Example Usage#
Here we will provide examples of different ways to use both the INQuant and Calibration classes.
Example data can be genereated with the data_generation.py
script.
The example data generator will generate a predictions file, 3 mzML files named file_1.mzml, file_2.mzml, and file_3.mzml, and a proteome file named example_proteome.fasta. The data will be generated in the directory, where the script is located, and examples will assume that the inquant_tools module is located in the same directory.
Calibration#
At the moment, calibration must be run within the INQuant class, this will be deprecated when the calibration is implemented in the InstaNovo pipeline. As of now, calibration can be run standalone or combined with the quantification.
Standalone:
from inquant_tools import INQuant, Calibration
with INQuant(predictions_file="predictions.csv",
mzml_file_list = ["file_1.mzml", "file_2.mzml", "file_3.mzml"],
confidence_filter = 0
) as INQ:
# Load predictions using INQuant
predictions_dict = INQ.load_predictions()

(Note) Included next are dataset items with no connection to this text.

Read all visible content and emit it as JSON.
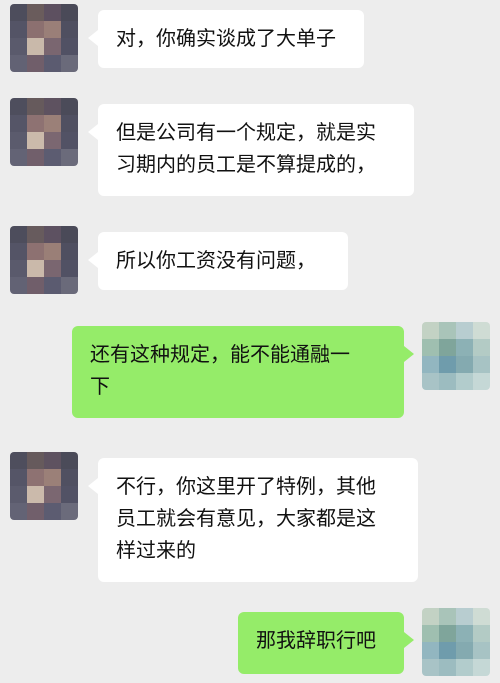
{
  "conversation": {
    "messages": [
      {
        "side": "left",
        "text": "对，你确实谈成了大单子"
      },
      {
        "side": "left",
        "text": "但是公司有一个规定，就是实\n习期内的员工是不算提成的，"
      },
      {
        "side": "left",
        "text": "所以你工资没有问题，"
      },
      {
        "side": "right",
        "text": "还有这种规定，能不能通融一\n下"
      },
      {
        "side": "left",
        "text": "不行，你这里开了特例，其他\n员工就会有意见，大家都是这\n样过来的"
      },
      {
        "side": "right",
        "text": "那我辞职行吧"
      }
    ]
  },
  "colors": {
    "background": "#ededed",
    "incoming_bubble": "#ffffff",
    "outgoing_bubble": "#95ec69"
  },
  "avatars": {
    "contact": "blurred-avatar",
    "self": "blurred-avatar"
  }
}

# Create an instance of Calibration and pass the INQuant predictions
calibration = Calibration(predictions_dict)
mzml_files = []
for mzml_id, mzml_values in INQ.mzml_file_dict.items():
path = mzml_values['file path']
name = mzml_values['file name']
calibration.load_mzml(path)
calibration.calibration(mzml_id, set_training_seed=42)
new_predictions, new_mzml = calibration.write_calibrated_file(INQ.experiment_path, mzml_name=mzml_id, predictions_name=INQ.experiment_name)
mzml_files.append(new_mzml)
new_tolerance = calibration.get_ppm_tolerance()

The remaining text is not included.